Alexandra Alsaesser, coiffeuse à Ruffec (Charente)

Le quotidien bouleversé depuis le premier confinement au printemps 2020 continue de planer au-dessus de la conversation. "Il faudrait surtout que les gens soient plus solidaires entre eux. Je trouve que l'on est devenus égoïstes, qu'il y a moins d'empathie. Je pensais que la pandémie allait être l'occasion de se rapprocher, mais non", trouve Alexandra quand on l'interroge sur les effets de la pandémie sur nos vies.

Elle en veut pour preuve un événement qui lui glace encore le sang quand elle en parle. "Voyez, par exemple, l'autre jour, une dame est tombée sur le passage piéton, juste devant mon salon. Elle était près du terre-plein central. Personne ne s'est arrêté pour l'aider à se relever. Les voitures la contournaient même, sans s'arrêter ! J'étais avec une cliente. Il a fallu que je sorte pour l'aider."

Sur son fauteuil, la cliente ne perd pas un mot de la conversation et lance : "Les gens sont tristes", lui semble-t-il, depuis la pandémie.

Un nouveau silence suit. "À quoi pensez-vous Madame, face à la glace ?" 

D'abord interloquée, elle réfléchit un instant et répond : "Quand je me regarde dans la glace, je ne pense pas à moi. Et je ne pense finalement pas à grand chose, confie-t-elle. J'aimerais juste que ça s'améliore. Vous vous rendez compte ? Deux ans ! Ça s'éternise..."

Les échéances électorales

Alors, quand on évoque avec elles les prochaines échéances électorales, la présidentielle les 10 et 24 avril 2022 et les législatives les 12 et 19 juin 2022, on sent que ni l'une ni l'autre n'a pris le temps de s'y intéresser.

La présidentielle ? Je n'ai aucune attente.

Une cliente du salon de coiffure

"Pour l'élection présidentielle, je n'ai pas d'avis. Je ne m'y connais pas assez pour en avoir un", estime la cliente. Quant à Alexandra, elle trouve qu'il faudrait "quelqu'un qui pense au peuple avant de penser à lui".

"Je n'ai pas d'attente particulière", lâche finalement la cliente, installée à Ruffec depuis 55 ans. Elle observe juste les premiers changements dans sa ville avec la nouvelle municipalité. "Y a un peu de mieux, croit-elle pouvoir dire. Mais il faut du temps et il y a pas mal de choses à faire à Ruffec !" La coiffeuse opine du chef : "Il y a toujours ce souci de parking, mais je trouve que la ville est plus propre qu'avant."  

"J'ai vu beaucoup de magasins fermer au fil des années, se souvient maintenant la cliente.

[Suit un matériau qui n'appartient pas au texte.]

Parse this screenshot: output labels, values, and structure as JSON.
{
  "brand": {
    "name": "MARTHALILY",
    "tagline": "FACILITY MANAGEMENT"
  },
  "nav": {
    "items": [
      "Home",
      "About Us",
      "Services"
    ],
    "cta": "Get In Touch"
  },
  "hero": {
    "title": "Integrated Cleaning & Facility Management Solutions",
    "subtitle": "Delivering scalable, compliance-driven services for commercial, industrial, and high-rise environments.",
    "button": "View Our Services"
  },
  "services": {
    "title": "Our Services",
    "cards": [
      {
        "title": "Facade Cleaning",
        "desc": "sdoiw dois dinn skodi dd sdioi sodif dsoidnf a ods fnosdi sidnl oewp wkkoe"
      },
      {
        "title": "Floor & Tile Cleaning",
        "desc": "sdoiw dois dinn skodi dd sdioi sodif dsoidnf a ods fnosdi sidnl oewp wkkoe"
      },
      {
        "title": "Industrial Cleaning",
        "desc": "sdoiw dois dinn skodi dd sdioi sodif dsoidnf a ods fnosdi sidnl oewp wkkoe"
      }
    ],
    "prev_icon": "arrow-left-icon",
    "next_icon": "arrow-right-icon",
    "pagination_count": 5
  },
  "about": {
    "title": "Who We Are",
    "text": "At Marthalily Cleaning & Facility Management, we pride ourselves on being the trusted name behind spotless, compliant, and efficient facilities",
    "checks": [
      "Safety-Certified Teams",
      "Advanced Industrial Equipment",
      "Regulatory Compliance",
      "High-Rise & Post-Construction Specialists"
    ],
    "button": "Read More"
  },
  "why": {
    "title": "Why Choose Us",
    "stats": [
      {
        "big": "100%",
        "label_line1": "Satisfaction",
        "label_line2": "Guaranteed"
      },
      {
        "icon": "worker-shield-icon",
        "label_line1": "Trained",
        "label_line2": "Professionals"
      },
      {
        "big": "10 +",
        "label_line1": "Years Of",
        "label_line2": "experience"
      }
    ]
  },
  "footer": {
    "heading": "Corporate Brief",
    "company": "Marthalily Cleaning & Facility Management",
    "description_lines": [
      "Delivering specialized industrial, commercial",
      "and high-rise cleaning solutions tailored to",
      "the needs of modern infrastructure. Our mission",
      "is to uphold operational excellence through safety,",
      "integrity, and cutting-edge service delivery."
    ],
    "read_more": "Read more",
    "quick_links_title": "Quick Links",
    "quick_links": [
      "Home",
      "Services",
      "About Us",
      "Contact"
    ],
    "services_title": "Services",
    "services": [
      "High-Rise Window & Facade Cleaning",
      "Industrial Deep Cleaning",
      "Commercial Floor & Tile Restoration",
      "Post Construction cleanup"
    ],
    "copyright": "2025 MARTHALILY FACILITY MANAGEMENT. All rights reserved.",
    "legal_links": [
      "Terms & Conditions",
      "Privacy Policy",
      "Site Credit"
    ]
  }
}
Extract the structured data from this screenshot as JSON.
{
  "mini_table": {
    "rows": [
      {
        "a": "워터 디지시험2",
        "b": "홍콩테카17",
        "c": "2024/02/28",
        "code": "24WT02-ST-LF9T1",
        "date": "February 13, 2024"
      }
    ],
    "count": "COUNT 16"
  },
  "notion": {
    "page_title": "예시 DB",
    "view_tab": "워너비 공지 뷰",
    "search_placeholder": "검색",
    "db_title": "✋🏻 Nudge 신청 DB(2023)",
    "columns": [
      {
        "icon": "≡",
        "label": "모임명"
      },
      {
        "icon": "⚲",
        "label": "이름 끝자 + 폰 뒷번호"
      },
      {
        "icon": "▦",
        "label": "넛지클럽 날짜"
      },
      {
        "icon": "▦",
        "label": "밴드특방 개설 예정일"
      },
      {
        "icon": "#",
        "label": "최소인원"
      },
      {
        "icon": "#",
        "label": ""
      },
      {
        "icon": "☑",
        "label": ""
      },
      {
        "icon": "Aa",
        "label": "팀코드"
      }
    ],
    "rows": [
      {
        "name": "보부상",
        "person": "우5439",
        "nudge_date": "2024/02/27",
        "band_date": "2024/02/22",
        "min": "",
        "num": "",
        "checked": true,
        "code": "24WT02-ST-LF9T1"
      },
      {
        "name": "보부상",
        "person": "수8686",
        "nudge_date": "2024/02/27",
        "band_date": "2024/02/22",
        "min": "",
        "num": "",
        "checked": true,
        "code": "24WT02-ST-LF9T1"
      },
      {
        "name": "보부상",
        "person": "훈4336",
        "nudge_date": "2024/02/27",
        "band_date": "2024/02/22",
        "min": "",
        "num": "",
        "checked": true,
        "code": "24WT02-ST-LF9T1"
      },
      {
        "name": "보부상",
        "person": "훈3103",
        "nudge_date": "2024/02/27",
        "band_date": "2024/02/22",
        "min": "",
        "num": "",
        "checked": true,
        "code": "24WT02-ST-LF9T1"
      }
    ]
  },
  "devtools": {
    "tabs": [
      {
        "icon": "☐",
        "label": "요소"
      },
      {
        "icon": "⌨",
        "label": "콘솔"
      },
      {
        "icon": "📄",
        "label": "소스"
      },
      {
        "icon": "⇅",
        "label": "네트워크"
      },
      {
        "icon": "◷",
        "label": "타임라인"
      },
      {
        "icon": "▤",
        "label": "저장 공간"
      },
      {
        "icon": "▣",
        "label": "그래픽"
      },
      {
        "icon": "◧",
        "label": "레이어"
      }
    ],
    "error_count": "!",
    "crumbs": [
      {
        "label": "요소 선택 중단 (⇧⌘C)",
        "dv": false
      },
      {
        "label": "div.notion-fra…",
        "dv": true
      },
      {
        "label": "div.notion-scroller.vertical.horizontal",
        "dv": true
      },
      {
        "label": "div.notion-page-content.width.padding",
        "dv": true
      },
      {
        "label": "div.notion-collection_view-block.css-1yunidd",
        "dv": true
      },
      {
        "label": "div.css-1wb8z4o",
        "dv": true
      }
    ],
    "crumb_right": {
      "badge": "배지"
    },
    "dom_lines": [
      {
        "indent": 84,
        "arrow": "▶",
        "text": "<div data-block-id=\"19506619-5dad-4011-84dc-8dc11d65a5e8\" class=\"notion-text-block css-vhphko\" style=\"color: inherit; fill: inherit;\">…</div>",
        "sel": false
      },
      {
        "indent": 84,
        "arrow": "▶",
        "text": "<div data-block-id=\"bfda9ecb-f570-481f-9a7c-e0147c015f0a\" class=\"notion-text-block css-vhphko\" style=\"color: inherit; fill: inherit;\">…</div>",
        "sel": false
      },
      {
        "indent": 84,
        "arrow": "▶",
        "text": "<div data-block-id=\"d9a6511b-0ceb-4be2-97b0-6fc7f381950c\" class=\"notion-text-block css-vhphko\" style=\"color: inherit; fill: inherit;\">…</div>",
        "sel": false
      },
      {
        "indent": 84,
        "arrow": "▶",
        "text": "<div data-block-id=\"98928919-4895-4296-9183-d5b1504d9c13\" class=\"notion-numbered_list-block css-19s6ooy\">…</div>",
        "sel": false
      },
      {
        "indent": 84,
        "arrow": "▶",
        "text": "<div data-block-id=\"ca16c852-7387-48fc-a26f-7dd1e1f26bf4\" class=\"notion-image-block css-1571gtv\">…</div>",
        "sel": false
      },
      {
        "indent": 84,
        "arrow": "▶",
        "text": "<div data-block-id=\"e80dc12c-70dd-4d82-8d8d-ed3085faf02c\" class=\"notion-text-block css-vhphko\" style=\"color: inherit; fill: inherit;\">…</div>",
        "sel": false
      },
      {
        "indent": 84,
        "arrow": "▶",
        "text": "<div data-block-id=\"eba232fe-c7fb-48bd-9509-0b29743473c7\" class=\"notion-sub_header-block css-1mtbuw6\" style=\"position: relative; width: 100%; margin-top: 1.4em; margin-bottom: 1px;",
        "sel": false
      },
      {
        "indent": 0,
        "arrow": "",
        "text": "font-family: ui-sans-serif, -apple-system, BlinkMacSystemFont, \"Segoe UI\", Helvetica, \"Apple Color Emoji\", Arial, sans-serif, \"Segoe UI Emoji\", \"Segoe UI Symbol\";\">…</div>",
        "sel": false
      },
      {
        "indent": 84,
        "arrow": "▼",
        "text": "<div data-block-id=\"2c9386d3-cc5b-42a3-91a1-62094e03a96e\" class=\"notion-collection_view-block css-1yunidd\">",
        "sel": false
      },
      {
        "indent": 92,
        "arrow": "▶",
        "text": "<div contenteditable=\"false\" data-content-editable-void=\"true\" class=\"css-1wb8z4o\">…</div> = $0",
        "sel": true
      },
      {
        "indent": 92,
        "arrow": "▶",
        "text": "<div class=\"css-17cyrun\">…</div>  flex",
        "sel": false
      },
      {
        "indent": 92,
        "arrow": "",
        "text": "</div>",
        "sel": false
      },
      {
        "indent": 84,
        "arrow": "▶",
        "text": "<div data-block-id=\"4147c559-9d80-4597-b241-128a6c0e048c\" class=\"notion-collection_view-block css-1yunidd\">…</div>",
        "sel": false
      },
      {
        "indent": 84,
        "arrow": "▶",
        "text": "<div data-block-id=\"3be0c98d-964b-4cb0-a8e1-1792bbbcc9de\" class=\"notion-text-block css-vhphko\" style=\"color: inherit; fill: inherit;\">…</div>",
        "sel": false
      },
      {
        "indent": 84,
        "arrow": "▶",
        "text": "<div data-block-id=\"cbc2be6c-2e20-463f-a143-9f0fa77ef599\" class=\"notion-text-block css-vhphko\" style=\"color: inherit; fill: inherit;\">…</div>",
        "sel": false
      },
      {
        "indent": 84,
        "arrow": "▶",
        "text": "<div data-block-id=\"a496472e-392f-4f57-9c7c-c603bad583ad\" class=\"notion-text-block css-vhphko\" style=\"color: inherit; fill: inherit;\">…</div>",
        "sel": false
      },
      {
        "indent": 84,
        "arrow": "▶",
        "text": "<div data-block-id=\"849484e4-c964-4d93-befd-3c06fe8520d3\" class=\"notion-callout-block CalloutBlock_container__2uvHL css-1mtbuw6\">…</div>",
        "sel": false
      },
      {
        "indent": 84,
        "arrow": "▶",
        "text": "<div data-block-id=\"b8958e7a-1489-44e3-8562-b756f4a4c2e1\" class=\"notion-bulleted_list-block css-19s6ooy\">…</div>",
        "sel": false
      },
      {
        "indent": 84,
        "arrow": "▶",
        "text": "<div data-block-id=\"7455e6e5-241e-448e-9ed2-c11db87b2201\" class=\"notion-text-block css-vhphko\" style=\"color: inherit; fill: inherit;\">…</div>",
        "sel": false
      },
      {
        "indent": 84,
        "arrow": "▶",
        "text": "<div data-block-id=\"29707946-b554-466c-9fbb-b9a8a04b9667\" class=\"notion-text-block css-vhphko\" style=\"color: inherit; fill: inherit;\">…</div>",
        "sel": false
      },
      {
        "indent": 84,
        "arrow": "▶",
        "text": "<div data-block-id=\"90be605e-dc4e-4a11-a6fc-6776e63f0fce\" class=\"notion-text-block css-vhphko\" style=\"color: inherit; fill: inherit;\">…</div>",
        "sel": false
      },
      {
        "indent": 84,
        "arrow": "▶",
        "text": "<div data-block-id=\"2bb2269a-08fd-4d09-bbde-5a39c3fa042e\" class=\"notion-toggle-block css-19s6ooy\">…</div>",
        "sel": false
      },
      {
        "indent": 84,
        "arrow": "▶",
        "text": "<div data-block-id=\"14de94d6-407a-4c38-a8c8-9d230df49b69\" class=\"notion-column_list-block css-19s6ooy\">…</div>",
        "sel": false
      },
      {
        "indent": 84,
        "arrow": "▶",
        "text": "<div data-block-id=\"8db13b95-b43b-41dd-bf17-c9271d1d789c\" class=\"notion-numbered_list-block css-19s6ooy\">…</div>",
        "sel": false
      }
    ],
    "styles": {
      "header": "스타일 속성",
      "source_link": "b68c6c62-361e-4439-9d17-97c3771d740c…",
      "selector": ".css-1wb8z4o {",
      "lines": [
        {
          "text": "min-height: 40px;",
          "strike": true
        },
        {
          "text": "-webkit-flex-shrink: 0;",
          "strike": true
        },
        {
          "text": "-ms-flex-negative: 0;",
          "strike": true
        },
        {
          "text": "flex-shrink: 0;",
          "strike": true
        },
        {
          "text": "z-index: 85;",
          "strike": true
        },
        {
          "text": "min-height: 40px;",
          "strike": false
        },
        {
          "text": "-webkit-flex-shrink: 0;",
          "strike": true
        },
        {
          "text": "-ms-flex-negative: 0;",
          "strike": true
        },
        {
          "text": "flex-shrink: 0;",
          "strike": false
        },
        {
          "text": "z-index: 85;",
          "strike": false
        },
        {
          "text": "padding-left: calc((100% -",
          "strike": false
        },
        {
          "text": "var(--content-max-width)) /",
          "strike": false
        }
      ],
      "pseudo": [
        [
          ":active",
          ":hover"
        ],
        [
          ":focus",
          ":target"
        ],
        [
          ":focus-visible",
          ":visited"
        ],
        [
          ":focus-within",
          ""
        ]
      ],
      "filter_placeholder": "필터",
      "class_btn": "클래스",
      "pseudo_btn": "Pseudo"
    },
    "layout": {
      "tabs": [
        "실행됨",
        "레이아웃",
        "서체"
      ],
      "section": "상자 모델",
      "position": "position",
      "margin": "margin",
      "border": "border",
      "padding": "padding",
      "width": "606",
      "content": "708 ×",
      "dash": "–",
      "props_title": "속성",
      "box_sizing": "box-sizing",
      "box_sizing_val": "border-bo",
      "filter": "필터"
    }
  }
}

On a moins de docteurs aussi. Et puis, l'hôpital, on ne veut pas qu'il ferme. Il faut que l'on garde nos Urgences. Poitiers ou Angoulême, pour une urgence, ça fait loin quand même. Avant, on avait même une maternité, mais ça a fermé. Je ne comprends toujours pas. Avec toutes les communes alentour !"

Philosophe, elle conclut en reprenant son manteau et son sac : "On a eu le bon, faut prendre le mauvais." 

La vie d'après

Sur la place, au Bistrot central, Chérifa Vallade a le sentiment d'être déjà "entré[e] dans la vie d'après". "On vit une vie différente de notre vie d'avant. Tout change : les comportements, les habitudes." Nicolas, son conjoint et cuisinier, approuve : "Avant, on allait à 100 à l'heure. Je pensais que ça irait moins vite. Et bien non. Tout va encore plus vite. Ça n'a pas freiné les gens."

"On a vu des gens devenir agressifs. On nous a enfermés plusieurs mois, on nous a privés de ces plaisirs-là, de sorties, je pensais que les gens allaient comprendre qu'on avait cette liberté [de sortir] !"

Travailler sur soi

"Le Covid, on n'a que ça à la bouche, lance Silvana Delaunay, qui vient d'ouvrir un nouveau lieu culturel dans une ruelle du centre-ville : L'Electron libre, un bar aromatique où elle expose le travail d'artistes, dont actuellement, les toiles de Jean-Marie Seiller (Chauvigny, Vienne). C'est comme si tout le reste avait disparu. On se focalise sur les vaccinés, les non-vaccinés 'qui-mettent-en-danger-la-vie-des-autres', ça rend suspicieux !"

Egalement photographe et hypnothérapeute, elle observe qu'avec la pandémie et les différents confinements, "les gens ont déclenché plein de choses, des peurs qui se sont réveillées". Puis elle précise : "Vous savez, le fait de se retrouver face à soi-même, se retrouver enfermé chez soi, c'est un traumatisme quand même. Nombreux sont ceux qui l'ont vécu comme ça."

Pour elle, "il faut travailler sur soi" avec pour objectif, de "regarder plus loin", se "détacher" du bruit ambiant pour réfléchir sereinement à la construction de ce "monde d'après".